UBP kurultayı gündemden bir türlü inmiyor...
UBP içerisinde kamplaşan iki taraf açısından, gündemin
kurultay üzerinden şekillenmesi gayet anlaşılır...
Ne İrsen Küçük, ne Ahmet Kaşif ne de bu iki adayı
destekleyenler; halkın gerçek gündemi olan zamlar, eğitim, sağlık, belediye
sorunları, asimilasyon, petrol dolum tesisi ve özelleştirmelerden yana kaygı
taşımıyor...
Halkın dertleri ile onların dertleri farklı...
Dertler farklı olunca dermanın da gündemin de farklı
olması gayet normal...
***
Peki geriye kalanların durumu da mı böyle?
Mesela CTP?
Bütün yayın organlarında ve kendi çizgisindeki bütün
kanaat önderleri vasıtasıyla, neredeyse bütün CTP üst düzey fikir sahiplerinin sadece
ama sadece UBP kurultayını konuşuyor olması nasıl izah edilebilir?
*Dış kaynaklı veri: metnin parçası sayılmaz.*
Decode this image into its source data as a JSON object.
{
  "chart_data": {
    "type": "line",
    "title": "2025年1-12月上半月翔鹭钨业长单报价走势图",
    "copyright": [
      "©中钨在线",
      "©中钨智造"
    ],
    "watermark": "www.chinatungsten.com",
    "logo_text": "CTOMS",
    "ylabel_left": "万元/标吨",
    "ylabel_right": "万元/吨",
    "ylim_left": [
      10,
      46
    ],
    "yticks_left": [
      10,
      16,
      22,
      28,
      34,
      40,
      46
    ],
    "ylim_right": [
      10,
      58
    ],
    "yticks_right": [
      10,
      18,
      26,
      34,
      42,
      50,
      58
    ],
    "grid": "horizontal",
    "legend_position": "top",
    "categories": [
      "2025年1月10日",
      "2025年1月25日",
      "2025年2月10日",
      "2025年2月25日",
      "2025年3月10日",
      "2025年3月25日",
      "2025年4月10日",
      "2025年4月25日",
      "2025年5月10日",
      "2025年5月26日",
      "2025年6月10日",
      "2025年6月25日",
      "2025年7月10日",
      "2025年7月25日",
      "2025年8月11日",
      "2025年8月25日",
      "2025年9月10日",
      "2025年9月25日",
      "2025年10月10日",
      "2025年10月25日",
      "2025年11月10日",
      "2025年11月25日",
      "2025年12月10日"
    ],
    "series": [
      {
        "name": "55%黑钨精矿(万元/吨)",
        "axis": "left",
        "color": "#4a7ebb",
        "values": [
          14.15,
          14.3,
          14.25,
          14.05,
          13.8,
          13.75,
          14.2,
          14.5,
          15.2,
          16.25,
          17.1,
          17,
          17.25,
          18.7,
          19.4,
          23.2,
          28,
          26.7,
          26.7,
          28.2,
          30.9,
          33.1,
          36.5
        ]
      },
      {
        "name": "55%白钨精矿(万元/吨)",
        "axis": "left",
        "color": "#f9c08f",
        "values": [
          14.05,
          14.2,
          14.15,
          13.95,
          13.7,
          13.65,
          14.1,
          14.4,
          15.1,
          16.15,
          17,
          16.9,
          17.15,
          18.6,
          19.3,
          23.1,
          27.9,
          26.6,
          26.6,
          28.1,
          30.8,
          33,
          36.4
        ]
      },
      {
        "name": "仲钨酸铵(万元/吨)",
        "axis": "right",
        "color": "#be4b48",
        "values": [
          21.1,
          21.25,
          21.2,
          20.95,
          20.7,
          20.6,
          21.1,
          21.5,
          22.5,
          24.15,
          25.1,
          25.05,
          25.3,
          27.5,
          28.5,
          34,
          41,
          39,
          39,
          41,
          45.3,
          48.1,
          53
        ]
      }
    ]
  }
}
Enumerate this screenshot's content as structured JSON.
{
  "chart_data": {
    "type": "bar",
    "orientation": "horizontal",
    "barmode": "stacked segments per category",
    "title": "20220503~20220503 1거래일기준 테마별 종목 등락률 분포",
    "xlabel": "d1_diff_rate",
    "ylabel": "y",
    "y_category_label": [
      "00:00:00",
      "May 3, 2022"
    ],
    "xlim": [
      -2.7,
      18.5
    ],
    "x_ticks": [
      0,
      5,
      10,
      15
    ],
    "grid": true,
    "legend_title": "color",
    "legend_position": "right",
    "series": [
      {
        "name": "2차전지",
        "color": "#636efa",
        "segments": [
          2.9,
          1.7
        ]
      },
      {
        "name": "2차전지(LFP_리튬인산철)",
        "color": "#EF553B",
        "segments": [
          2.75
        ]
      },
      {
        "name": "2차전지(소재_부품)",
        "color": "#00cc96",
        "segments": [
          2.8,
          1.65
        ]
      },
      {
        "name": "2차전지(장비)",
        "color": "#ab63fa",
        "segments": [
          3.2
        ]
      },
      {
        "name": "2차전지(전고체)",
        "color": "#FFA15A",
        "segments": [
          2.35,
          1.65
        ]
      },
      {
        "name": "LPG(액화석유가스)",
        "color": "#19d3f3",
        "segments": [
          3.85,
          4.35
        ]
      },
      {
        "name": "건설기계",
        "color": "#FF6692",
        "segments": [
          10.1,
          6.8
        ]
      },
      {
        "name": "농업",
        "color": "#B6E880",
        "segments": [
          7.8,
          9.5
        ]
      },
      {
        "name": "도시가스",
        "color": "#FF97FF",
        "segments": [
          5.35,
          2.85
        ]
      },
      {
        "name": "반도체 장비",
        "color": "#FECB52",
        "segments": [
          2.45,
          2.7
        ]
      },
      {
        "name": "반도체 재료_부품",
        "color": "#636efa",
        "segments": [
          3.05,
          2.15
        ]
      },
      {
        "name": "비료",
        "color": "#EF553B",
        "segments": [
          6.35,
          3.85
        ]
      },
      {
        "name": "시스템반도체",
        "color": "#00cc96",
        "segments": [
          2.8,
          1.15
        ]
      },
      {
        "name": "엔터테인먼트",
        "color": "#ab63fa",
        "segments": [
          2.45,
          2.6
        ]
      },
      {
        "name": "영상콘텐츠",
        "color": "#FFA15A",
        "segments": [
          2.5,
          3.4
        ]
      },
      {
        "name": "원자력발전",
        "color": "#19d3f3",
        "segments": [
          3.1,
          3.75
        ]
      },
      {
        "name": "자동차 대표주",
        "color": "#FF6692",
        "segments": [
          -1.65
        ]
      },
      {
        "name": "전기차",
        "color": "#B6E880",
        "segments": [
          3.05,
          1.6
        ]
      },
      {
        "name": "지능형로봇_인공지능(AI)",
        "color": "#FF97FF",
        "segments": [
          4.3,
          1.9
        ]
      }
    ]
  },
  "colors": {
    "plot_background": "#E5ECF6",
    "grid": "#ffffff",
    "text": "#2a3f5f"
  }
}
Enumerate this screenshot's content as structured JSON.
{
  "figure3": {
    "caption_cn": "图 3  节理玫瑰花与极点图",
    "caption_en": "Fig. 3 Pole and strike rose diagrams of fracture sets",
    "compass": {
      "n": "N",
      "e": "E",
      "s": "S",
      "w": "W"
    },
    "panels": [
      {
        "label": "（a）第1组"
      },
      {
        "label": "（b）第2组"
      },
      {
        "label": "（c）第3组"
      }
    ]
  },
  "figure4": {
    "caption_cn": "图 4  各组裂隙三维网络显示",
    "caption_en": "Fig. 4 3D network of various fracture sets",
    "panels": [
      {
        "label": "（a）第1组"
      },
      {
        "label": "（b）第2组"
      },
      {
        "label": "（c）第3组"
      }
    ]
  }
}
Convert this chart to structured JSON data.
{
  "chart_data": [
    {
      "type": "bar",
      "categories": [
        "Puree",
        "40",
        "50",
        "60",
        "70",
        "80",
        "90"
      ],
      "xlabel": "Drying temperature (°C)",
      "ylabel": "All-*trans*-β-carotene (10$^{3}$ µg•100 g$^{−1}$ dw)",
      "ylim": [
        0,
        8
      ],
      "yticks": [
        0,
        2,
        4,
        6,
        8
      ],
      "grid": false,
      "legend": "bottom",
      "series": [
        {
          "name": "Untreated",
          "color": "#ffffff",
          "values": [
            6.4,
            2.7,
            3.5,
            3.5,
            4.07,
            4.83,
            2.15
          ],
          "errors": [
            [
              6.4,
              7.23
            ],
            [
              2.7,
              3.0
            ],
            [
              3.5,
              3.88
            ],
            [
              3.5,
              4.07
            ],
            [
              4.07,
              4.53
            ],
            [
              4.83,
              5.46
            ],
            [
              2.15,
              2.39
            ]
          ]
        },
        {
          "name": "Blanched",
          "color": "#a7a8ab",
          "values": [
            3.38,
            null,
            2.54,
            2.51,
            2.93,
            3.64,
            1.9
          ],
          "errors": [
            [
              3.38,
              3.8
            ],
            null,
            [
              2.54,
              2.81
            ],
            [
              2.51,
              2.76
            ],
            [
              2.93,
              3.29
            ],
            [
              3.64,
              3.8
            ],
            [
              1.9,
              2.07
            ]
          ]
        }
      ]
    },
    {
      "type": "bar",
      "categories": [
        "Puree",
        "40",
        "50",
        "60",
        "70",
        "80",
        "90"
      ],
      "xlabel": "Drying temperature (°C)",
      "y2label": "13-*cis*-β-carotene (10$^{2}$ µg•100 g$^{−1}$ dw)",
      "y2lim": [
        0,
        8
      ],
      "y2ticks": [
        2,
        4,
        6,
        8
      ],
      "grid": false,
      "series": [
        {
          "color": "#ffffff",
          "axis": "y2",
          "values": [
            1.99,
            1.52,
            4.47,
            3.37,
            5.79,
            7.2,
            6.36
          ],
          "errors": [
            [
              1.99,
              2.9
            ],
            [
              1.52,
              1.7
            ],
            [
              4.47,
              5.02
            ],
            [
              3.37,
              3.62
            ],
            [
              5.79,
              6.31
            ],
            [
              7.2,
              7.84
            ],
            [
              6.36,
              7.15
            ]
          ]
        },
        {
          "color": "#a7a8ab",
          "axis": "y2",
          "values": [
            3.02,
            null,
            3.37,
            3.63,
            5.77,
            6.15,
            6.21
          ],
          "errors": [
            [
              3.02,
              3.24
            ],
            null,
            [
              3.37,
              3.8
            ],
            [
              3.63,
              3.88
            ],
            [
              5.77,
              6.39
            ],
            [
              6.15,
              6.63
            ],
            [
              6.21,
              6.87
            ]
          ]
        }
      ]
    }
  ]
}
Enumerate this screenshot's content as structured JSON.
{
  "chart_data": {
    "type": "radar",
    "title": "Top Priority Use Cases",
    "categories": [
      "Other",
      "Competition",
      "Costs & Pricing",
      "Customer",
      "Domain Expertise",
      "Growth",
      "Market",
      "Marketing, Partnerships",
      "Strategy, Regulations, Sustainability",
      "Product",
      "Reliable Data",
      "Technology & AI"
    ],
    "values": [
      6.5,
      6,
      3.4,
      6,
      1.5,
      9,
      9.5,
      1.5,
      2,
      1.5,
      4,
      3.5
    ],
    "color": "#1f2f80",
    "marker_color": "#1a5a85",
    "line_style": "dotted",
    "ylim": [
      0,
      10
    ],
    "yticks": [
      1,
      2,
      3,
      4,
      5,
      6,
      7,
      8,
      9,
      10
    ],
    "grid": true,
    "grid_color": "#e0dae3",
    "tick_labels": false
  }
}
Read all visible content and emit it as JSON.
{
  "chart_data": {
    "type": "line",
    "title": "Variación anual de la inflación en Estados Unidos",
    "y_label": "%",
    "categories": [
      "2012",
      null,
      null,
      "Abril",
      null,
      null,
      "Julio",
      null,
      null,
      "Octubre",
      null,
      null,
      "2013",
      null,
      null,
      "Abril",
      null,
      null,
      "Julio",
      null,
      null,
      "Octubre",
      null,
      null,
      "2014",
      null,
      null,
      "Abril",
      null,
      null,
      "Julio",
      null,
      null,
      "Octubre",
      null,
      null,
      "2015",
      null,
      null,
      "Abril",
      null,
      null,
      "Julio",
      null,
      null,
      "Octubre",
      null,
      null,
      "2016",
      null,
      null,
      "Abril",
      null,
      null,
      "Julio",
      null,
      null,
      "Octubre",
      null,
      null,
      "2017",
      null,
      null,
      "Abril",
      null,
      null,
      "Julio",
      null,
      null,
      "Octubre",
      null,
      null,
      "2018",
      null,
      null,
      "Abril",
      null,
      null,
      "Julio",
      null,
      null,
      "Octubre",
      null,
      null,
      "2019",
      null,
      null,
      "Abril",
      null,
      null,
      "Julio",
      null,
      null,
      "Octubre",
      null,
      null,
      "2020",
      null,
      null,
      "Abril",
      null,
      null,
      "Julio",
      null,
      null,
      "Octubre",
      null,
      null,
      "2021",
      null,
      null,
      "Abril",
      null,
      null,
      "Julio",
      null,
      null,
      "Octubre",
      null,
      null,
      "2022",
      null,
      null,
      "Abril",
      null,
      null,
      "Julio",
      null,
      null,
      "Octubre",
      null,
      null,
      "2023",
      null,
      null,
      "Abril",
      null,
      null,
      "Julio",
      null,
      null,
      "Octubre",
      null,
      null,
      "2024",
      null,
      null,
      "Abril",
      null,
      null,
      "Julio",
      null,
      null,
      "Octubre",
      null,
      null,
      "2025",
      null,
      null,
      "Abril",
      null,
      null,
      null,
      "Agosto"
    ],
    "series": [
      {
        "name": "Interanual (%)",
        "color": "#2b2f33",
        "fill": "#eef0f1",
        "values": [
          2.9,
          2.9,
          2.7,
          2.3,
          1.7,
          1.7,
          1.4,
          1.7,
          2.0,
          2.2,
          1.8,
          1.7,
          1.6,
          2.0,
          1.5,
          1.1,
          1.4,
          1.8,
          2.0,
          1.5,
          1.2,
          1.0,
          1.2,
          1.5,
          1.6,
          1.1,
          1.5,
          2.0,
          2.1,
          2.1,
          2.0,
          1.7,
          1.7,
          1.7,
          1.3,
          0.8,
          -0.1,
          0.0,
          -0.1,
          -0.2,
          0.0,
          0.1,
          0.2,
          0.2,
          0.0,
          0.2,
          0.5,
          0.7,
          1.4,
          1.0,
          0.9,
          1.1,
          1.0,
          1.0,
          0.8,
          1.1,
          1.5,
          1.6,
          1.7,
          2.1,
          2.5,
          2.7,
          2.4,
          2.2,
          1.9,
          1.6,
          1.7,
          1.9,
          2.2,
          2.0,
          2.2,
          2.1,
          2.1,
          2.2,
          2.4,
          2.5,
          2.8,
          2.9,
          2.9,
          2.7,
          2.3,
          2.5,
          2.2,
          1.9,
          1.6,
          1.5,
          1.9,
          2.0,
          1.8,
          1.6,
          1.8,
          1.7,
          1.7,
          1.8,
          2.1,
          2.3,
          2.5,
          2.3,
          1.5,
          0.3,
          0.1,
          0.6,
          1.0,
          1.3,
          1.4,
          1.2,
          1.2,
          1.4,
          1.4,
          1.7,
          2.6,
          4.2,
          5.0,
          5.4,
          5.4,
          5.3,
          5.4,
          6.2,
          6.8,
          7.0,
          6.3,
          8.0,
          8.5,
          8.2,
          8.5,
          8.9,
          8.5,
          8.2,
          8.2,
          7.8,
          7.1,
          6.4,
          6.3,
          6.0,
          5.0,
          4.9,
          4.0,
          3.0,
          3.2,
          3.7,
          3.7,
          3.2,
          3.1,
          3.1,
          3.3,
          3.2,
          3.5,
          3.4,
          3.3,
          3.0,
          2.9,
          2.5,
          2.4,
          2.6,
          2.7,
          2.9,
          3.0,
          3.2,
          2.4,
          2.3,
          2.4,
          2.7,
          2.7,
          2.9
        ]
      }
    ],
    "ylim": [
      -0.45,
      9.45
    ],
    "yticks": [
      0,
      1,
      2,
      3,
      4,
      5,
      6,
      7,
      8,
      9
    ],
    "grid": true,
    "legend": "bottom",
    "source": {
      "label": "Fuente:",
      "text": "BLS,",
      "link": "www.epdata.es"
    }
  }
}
Eğitimde, sağlıkta, belediye ile ilgili sorunlarda,
asimilasyon, dinsel gericileşme, petrol dolum tesisi ve özelleştirmeler
konusunda; bir iki ufak tefek biçimsel farklılık dışında UBP’den bir farkı
olmayan CTP’nin; gündeminin UBP Tüzüğü’nde ne yazdığı olması da belki
normaldir...
***
Ya BKP, YKP?
Hazır UBP ve CTP, halkı hiç ilgilendirmeyen ve sonuçları
itibarıyla da halkın sorunlarını çözmek konusunda umut vaat etmeyen bir
gündemle debelenirken, fırsat bu fırsat diyerek gerçek sorunları halkın
gündemine taşımak konusunda ne yapıyorlar?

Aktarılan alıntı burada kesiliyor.